Anda di halaman 1dari 5

Inilah Sosok yang Banyak Menulis tentang Tana Luwu

Catatan Jelang Hari Jadi Luwu dan Hari Perlawanan Rakyat Luwu

Hari Jadi Luwu ke-752 dan Hari Perlawanan Rakyat Luwu ke-74, sebentar lagi akan
dirayakan. Perayaan tahun ini rencananya akan dilaksanakan di Luwu Timur sebagai salah
satu daerah yang dulunya berada dalam wilayah Kabupaten Luwu.

Seperti diketahui perayaan Hari Jadi Luwu dan Hari Perlawanan Rakyat Luwu telah
disepakati untuk dilaksanakan secara bergantian oleh masing-masing kabupaten/kota yang
berada di wilayah Kedatuan Luwu, khususnya wilayah hasil pemekaran Kabupaten Luwu
yakni Kota Palopo, Kabupaten Luwu Utara dan Kabupaten Luwu Timur.

Besarnya wilayah kabupaten Luwu membuat daerah ini telah dimekarkan dan menjadi 4
kabupaten/kota. Untuk diketahui, pada masa lampau Luwu merupakan sebuah kerajaan
besar, khususnya di Sulawesi Selatan. Bahkan berdasarkan berbagai literatur disebutkan
bahwa Luwu merupakan kerajaan tertua yang ada di jazirah Sulawesi.

Sebagai sebuah kerajaan besar dan tertua tentunya Luwu menyimpan berbagai khazanah,
khususnya sejarah dan kebudayaan yang belum digali dengan baik. Sementara di sisi lain,
sumber-sumber tentang Luwu cukup sulit ditemukan.

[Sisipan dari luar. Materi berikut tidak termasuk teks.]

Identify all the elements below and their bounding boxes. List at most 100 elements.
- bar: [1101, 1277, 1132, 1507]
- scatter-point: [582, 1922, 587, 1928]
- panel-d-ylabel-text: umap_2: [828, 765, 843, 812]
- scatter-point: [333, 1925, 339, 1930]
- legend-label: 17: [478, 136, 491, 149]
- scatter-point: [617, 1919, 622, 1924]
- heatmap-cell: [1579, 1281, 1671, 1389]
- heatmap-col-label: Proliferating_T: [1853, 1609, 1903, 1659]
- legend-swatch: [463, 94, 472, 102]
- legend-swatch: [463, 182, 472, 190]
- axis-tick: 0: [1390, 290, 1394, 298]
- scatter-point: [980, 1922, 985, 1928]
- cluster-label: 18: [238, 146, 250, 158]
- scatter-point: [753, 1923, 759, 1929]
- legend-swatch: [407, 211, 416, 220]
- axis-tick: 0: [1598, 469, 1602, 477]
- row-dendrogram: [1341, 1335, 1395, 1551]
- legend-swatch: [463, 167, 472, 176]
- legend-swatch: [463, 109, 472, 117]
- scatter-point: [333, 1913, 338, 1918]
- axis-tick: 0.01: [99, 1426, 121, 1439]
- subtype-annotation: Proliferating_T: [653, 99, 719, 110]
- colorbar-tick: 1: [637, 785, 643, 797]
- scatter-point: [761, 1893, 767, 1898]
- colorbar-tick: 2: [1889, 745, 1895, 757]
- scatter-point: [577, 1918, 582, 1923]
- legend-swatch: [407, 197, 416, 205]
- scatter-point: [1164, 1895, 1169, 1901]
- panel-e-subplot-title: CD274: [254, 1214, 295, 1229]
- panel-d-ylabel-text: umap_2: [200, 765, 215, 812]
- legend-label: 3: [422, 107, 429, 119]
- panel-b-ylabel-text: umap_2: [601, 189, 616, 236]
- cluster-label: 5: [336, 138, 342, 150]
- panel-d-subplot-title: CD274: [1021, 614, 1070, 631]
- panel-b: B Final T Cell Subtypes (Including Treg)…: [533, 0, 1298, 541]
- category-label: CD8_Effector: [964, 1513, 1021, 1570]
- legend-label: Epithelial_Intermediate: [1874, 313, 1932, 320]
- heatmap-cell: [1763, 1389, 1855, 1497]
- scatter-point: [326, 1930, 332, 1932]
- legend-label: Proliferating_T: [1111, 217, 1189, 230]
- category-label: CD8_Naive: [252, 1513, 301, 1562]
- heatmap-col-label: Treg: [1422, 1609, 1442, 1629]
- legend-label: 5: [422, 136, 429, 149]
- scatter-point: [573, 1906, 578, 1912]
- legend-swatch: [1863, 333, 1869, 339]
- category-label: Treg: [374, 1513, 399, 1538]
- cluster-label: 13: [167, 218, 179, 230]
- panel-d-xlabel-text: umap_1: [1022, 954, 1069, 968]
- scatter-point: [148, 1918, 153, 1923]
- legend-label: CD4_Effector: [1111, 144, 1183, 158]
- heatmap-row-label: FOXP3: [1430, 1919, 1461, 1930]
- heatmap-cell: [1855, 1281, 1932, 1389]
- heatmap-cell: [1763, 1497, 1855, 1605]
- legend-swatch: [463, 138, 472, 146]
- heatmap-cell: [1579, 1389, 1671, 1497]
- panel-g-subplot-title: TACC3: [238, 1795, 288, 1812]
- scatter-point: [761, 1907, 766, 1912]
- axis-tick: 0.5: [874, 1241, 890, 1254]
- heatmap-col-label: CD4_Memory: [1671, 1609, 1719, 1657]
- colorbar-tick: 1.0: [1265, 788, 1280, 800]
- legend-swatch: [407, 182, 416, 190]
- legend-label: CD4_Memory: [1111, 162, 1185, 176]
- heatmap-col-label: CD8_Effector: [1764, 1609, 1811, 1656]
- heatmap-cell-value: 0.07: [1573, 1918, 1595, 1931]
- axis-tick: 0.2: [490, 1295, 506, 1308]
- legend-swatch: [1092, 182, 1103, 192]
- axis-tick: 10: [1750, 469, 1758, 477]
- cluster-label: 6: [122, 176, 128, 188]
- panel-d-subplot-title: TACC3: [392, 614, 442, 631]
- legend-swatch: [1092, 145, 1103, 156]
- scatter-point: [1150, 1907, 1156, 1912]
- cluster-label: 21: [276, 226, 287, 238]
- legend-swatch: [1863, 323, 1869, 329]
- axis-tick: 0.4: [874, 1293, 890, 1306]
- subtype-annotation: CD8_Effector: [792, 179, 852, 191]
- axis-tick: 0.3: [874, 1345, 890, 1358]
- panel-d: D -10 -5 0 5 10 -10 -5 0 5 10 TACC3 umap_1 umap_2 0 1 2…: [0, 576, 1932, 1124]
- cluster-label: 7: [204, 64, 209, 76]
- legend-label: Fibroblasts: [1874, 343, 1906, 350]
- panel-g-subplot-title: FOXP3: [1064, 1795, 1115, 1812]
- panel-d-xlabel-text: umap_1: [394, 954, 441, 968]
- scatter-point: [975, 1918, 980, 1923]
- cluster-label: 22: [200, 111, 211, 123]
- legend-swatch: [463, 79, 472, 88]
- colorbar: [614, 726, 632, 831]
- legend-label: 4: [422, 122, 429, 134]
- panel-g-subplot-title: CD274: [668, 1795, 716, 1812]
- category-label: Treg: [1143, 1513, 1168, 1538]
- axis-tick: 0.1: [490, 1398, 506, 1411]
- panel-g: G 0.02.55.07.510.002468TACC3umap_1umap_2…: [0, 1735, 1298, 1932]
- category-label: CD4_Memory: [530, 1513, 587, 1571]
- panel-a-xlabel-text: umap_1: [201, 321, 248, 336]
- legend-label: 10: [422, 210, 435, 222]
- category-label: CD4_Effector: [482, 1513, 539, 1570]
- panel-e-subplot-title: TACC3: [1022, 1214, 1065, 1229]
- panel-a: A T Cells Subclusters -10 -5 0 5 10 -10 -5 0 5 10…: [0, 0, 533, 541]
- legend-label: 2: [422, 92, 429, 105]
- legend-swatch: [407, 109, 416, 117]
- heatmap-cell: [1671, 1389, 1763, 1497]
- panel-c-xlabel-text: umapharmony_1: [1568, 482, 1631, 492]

Ditambah lagi perhatian pemerintah masih dianggap minim dalam mendukung penggalian
data-data sejarah dan kebudayaan Luwu. Belum lagi jika data-data tersebut harus
diproduksi menjadi sebuah buku. Jika pun dilaksanakan, secara kualitas dan kuantitas
masih jauh dari harapan.

Realitas ini memang cukup memprihatinkan. Terlebih jika melihat masih kurangnya animo
masyarakat Luwu, khususnya generasi muda untuk membaca dan mengapresiasi karya-
karya tentang Luwu.

Karena itu, dalam rangka memperingati Hari Jadi Luwu ke-752 dan Hari Perlawanan Rakyat
Luwu ke-74 ini pemerintah di empat kabupaten/kota seyogyanya kembali memberikan
perhatian terhadap penggalian dan produksi pengetahuan sejarah dan budaya Luwu. Tentu
bukan hanya sebatas retorika semata yang hanya untuk konsumsi pidato atau media.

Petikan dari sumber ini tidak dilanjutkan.